French customs officials have displayed some 354 imitation Faberge eggs, recently seized at Roissy-Charles de Gaulle airport.
Authorities found the bejewelled eggs last month after suspecting they might be fake, despite a stamp on the boxes showing a two-headed eagle, the symbol of the imperial crown of Russia for which the original Faberge eggs were made in the 1800s.
Michel Horn from Roissy Customs Services said: "We were very interested because they were declared as (Faberge) eggs and we wanted to see them. When we opened the boxes we realised that in fact they were counterfeit products because it was very easy to see that the value of them was very bad."
Faberge have since confirmed that the eggs are not the real thing.
Hidden in two parcels amongst other handicrafts coming from Russia, officials said the eggs were brought to France for sale at Paris' Christmas markets, particularly the crowd-drawing market on the famed Champs-Elysees.
The famous ornamental eggs were made for Russia's imperial family in the late 19th and early 20th centuries. Russian Czar Alexander III commissioned the first of the elaborate eggs from craftsman Peter Carl Faberge as an Easter gift for his wife Empress Maria Fedorovna.

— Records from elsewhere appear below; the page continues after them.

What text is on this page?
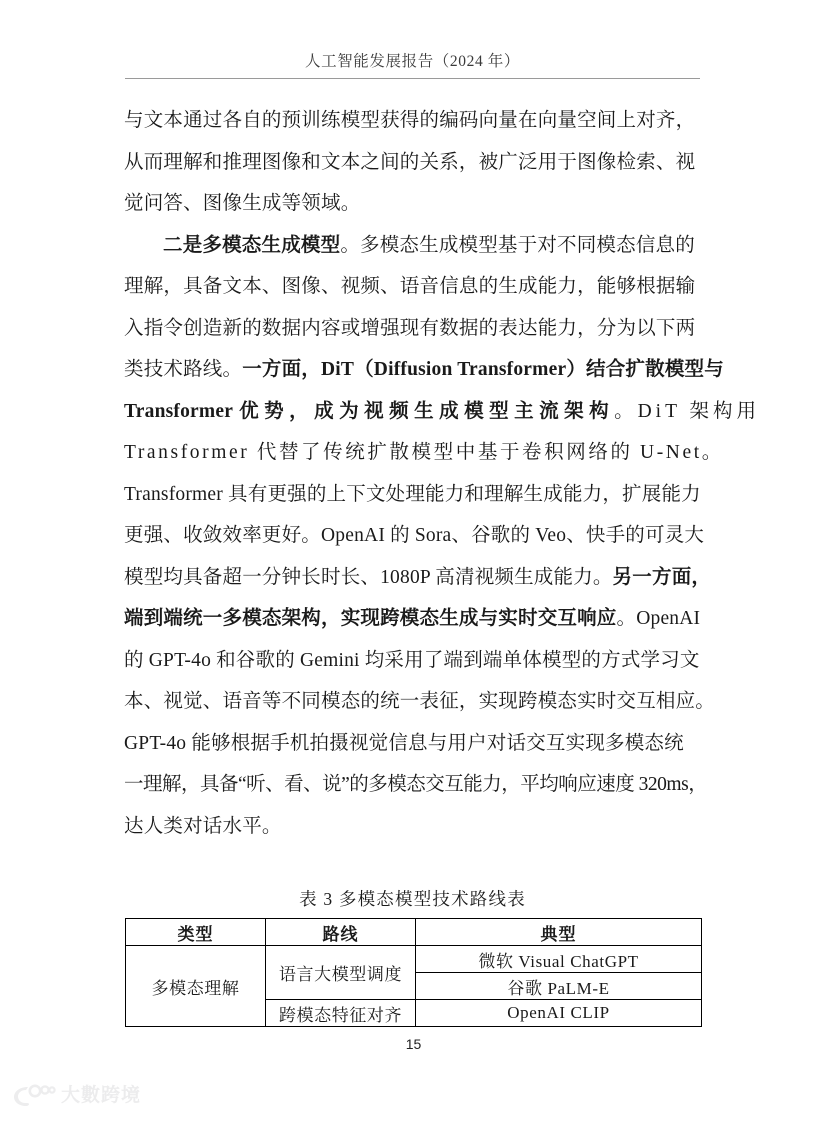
人工智能发展报告（2024 年）

与文本通过各自的预训练模型获得的编码向量在向量空间上对齐，
从而理解和推理图像和文本之间的关系，被广泛用于图像检索、视
觉问答、图像生成等领域。

二是多模态生成模型。多模态生成模型基于对不同模态信息的
理解，具备文本、图像、视频、语音信息的生成能力，能够根据输
入指令创造新的数据内容或增强现有数据的表达能力，分为以下两
类技术路线。一方面，DiT（Diffusion Transformer）结合扩散模型与
Transformer 优势，成为视频生成模型主流架构。DiT 架构用
Transformer 代替了传统扩散模型中基于卷积网络的 U-Net。
Transformer 具有更强的上下文处理能力和理解生成能力，扩展能力
更强、收敛效率更好。OpenAI 的 Sora、谷歌的 Veo、快手的可灵大
模型均具备超一分钟长时长、1080P 高清视频生成能力。另一方面，
端到端统一多模态架构，实现跨模态生成与实时交互响应。OpenAI
的 GPT-4o 和谷歌的 Gemini 均采用了端到端单体模型的方式学习文
本、视觉、语音等不同模态的统一表征，实现跨模态实时交互相应。
GPT-4o 能够根据手机拍摄视觉信息与用户对话交互实现多模态统
一理解，具备“听、看、说”的多模态交互能力，平均响应速度 320ms，
达人类对话水平。

表 3 多模态模型技术路线表
类型	路线	典型
多模态理解	语言大模型调度	微软 Visual ChatGPT
		谷歌 PaLM-E
	跨模态特征对齐	OpenAI CLIP
15
大數跨境
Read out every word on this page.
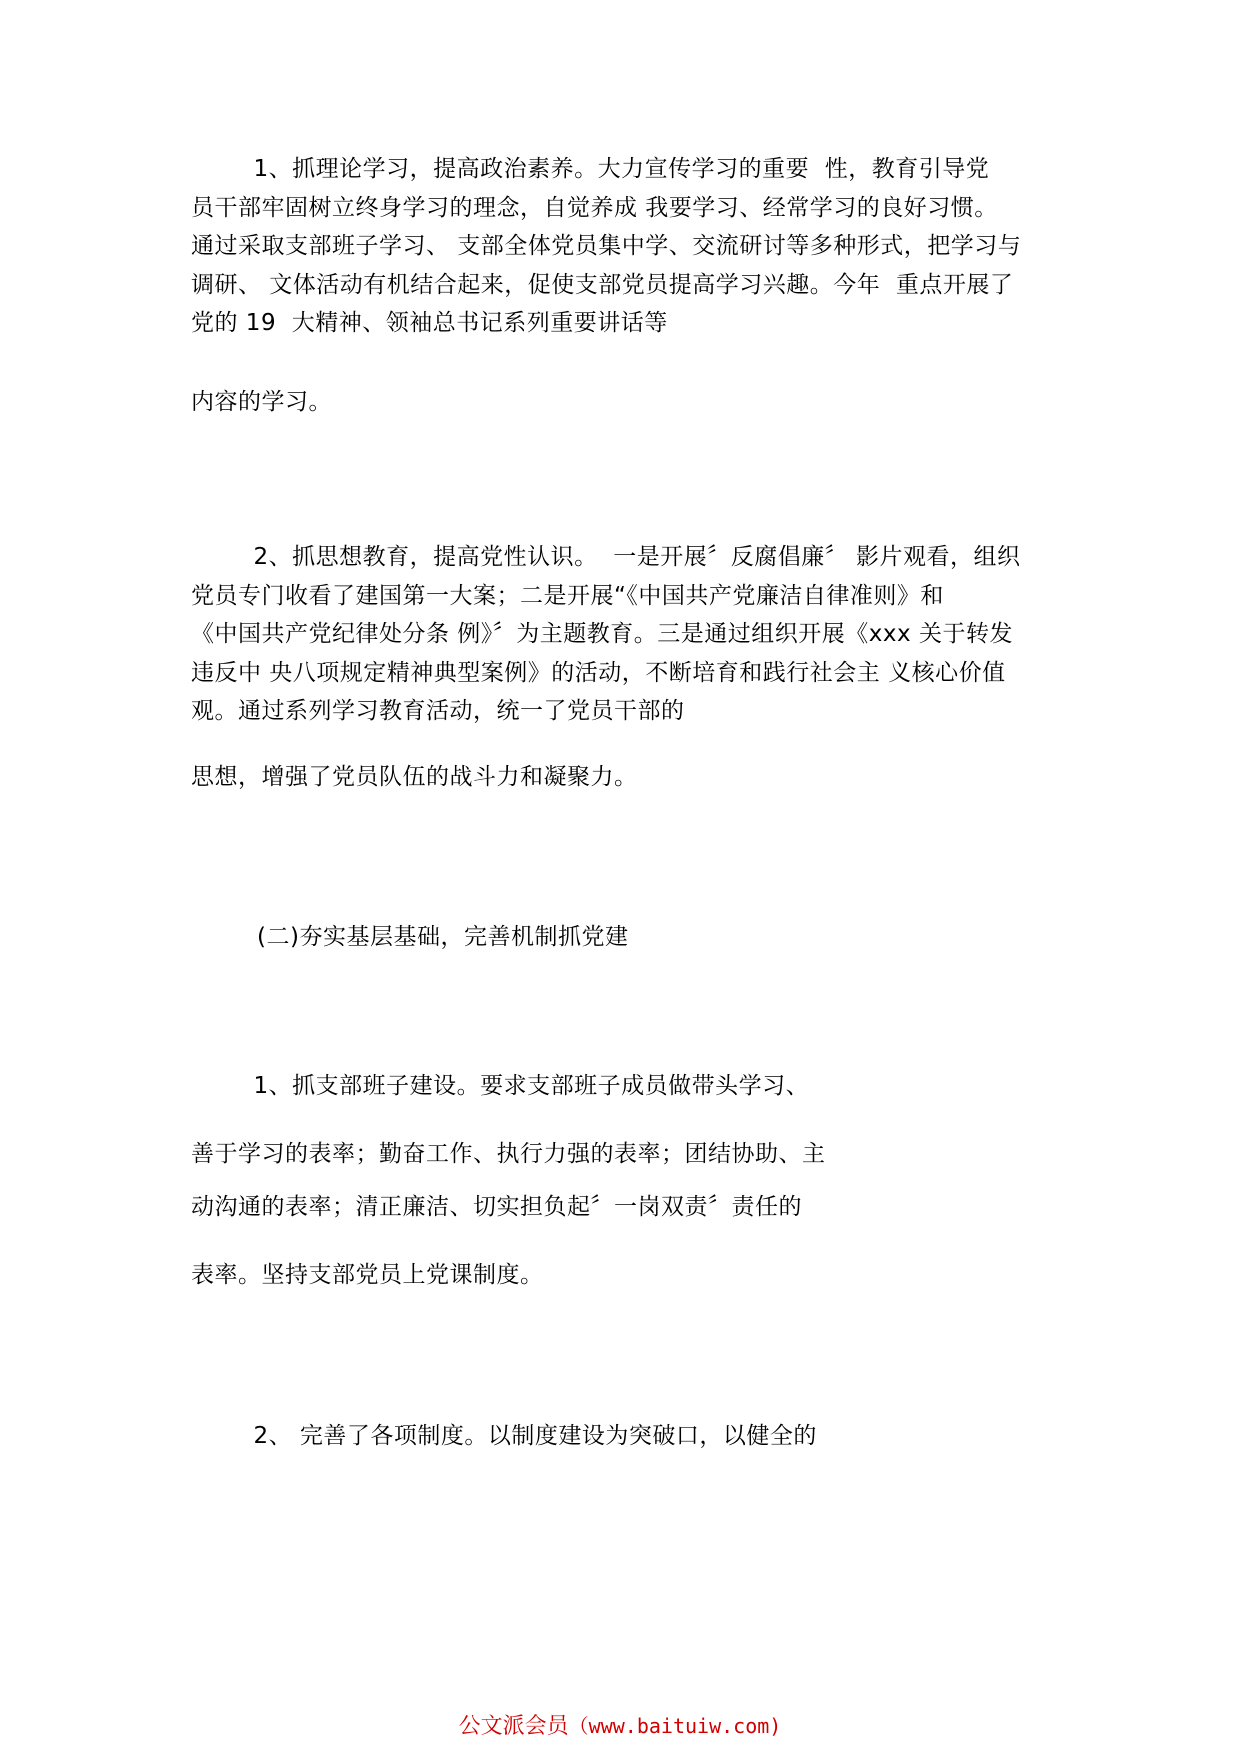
1、抓理论学习，提高政治素养。大力宣传学习的重要  性，教育引导党
员干部牢固树立终身学习的理念，自觉养成 我要学习、经常学习的良好习惯。
通过采取支部班子学习、 支部全体党员集中学、交流研讨等多种形式，把学习与
调研、 文体活动有机结合起来，促使支部党员提高学习兴趣。今年  重点开展了
党的 19  大精神、领袖总书记系列重要讲话等
内容的学习。
2、抓思想教育，提高党性认识。  一是开展〞反腐倡廉〞 影片观看，组织
党员专门收看了建国第一大案；二是开展“《中国共产党廉洁自律准则》和
《中国共产党纪律处分条 例》〞为主题教育。三是通过组织开展《xxx 关于转发
违反中 央八项规定精神典型案例》的活动，不断培育和践行社会主 义核心价值
观。通过系列学习教育活动，统一了党员干部的
思想，增强了党员队伍的战斗力和凝聚力。
(二)夯实基层基础，完善机制抓党建
1、抓支部班子建设。要求支部班子成员做带头学习、
善于学习的表率；勤奋工作、执行力强的表率；团结协助、主
动沟通的表率；清正廉洁、切实担负起〞一岗双责〞责任的
表率。坚持支部党员上党课制度。
2、 完善了各项制度。以制度建设为突破口，以健全的
公文派会员（www.baituiw.com)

The empress was so enamoured of the 1885 piece, an enameled egg with a gold yolk, gold hen, miniature diamond crown and ruby egg inside that the Czar commissioned a new egg every Easter.
After the Czar died in 1894, his son Nicholas continued the tradition until the Russian Revolution in 1917. Faberge created more than 50 eggs for Russia's imperial family of which 42 have survived.
The counterfeit eggs will be destroyed by the customs.